- Flag of Bermuda
- IPC code: BER

in Lima, Peru August 23, 2019 – September 1, 2019
- Competitors: 4 (2 men and 2 women) in 2 sports
- Flag bearers: Steve Wilson (Opening) Omar Hayward (Closing)
- Medals Ranked 13th: Gold 2 Silver 1 Bronze 0 Total 3

Parapan American Games appearances
- 1999; 2003; 2007; 2011; 2015; 2019; 2023;

= Bermuda at the 2019 Parapan American Games =

Bermuda competed at the 2019 Parapan American Games held from August 23 to September 1, 2019, in Lima, Peru. In total, athletes representing Bermuda won two gold medals and one silver medal. All medals were won in athletics by Jessica Cooper Lewis.

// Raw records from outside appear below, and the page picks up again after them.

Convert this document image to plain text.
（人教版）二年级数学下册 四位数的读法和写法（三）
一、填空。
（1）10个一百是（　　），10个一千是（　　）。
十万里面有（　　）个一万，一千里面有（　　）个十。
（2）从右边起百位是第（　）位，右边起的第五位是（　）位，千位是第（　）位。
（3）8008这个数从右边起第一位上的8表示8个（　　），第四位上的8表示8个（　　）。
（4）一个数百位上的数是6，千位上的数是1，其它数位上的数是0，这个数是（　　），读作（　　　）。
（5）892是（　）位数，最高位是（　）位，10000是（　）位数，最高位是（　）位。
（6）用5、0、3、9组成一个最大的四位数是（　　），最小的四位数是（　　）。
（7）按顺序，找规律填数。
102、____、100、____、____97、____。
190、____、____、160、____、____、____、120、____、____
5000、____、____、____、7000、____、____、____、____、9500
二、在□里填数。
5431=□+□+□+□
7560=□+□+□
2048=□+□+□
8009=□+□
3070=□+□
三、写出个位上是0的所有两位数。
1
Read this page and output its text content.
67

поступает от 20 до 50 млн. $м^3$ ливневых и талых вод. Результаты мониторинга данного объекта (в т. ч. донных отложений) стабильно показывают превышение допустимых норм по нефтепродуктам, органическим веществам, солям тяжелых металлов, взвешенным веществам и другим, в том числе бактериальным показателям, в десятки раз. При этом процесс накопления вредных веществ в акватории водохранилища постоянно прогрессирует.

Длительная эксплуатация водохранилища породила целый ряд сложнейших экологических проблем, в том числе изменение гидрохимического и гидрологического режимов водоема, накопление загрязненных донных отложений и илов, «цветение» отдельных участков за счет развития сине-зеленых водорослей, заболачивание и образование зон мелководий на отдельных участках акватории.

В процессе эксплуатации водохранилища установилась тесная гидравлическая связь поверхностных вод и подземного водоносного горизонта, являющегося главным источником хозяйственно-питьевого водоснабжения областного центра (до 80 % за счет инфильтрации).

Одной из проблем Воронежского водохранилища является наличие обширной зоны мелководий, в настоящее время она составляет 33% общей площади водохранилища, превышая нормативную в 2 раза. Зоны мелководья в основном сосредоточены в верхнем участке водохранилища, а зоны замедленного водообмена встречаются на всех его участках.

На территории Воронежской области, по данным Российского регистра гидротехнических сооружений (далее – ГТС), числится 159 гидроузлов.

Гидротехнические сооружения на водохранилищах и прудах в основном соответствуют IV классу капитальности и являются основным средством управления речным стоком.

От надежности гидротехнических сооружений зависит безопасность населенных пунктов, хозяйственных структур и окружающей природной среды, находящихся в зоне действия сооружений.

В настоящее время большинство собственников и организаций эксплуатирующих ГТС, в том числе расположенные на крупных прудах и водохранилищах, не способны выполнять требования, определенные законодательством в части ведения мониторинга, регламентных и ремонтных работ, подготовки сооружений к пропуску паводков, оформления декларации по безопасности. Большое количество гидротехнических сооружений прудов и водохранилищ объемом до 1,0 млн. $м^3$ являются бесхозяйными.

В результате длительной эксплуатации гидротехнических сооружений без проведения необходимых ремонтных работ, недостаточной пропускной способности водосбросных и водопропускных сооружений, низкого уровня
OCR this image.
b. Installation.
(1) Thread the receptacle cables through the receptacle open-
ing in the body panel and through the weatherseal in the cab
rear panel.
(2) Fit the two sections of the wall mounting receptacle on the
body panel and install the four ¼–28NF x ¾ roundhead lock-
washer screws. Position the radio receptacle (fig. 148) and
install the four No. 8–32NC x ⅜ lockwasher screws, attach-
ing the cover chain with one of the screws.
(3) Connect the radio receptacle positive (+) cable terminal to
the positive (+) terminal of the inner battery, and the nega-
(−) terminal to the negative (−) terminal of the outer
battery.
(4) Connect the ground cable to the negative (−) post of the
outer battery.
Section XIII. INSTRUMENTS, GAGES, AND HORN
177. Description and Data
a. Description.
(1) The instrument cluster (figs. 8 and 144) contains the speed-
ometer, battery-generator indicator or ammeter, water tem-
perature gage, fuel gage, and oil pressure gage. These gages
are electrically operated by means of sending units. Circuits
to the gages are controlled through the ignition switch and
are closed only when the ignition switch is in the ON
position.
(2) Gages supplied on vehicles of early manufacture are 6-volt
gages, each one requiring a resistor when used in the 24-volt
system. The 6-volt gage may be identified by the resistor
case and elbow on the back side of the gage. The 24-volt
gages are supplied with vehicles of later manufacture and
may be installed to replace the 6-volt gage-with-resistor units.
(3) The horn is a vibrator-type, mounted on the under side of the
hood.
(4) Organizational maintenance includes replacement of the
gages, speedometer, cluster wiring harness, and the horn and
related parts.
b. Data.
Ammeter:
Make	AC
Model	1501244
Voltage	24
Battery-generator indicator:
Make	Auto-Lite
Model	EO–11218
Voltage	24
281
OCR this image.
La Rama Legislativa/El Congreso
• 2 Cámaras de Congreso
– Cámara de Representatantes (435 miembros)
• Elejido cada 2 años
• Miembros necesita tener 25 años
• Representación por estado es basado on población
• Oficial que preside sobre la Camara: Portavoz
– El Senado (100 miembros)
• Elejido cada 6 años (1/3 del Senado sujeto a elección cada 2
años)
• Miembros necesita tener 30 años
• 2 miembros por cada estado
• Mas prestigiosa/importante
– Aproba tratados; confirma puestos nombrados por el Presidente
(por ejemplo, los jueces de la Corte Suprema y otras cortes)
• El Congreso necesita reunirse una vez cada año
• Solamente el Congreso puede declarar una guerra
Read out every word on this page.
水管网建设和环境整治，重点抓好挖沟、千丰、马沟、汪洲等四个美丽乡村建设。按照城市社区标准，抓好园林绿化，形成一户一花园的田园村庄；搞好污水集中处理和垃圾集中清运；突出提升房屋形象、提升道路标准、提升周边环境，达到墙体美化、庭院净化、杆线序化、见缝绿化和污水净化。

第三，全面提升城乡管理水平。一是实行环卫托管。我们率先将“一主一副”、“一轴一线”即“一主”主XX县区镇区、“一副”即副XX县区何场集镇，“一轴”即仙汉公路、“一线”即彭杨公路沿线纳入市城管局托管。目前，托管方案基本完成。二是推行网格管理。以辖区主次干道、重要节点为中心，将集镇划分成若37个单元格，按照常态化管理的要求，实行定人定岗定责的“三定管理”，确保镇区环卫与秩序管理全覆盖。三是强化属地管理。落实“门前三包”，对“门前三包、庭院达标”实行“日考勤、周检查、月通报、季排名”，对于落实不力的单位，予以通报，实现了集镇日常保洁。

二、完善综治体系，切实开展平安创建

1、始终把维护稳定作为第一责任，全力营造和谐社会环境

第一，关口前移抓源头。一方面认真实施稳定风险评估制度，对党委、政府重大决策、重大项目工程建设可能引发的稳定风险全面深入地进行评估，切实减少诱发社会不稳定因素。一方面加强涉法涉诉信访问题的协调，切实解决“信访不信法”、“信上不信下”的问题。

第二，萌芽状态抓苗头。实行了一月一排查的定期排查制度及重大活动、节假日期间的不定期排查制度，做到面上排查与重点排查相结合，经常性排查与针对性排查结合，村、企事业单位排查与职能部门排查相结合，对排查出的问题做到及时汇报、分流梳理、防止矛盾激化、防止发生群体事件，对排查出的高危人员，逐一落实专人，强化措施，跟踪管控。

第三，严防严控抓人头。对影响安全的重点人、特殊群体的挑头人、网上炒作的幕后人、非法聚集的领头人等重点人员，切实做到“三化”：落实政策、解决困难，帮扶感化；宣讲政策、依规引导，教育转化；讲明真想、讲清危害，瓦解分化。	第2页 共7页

The country finished in 13th place in the medal table.

== Medalists ==

| Medal | Name | Sport | Event |
|---|---|---|---|
| Gold | Jessica Cooper Lewis | Athletics | Women's 100 metres T53 |
| Gold | Jessica Cooper Lewis | Athletics | Women's 400 metres T53 |
| Silver | Jessica Cooper Lewis | Athletics | Women's 800 metres T53 |

== Athletics ==

Jessica Cooper Lewis won the gold medals in women's 100 metres T53 and women's 400 metres T53 events.

She won the silver medal in the women's 800 metres T53 event.

== Boccia ==

Athletes representing Bermuda competed in the individual BC1 and individual BC4 events.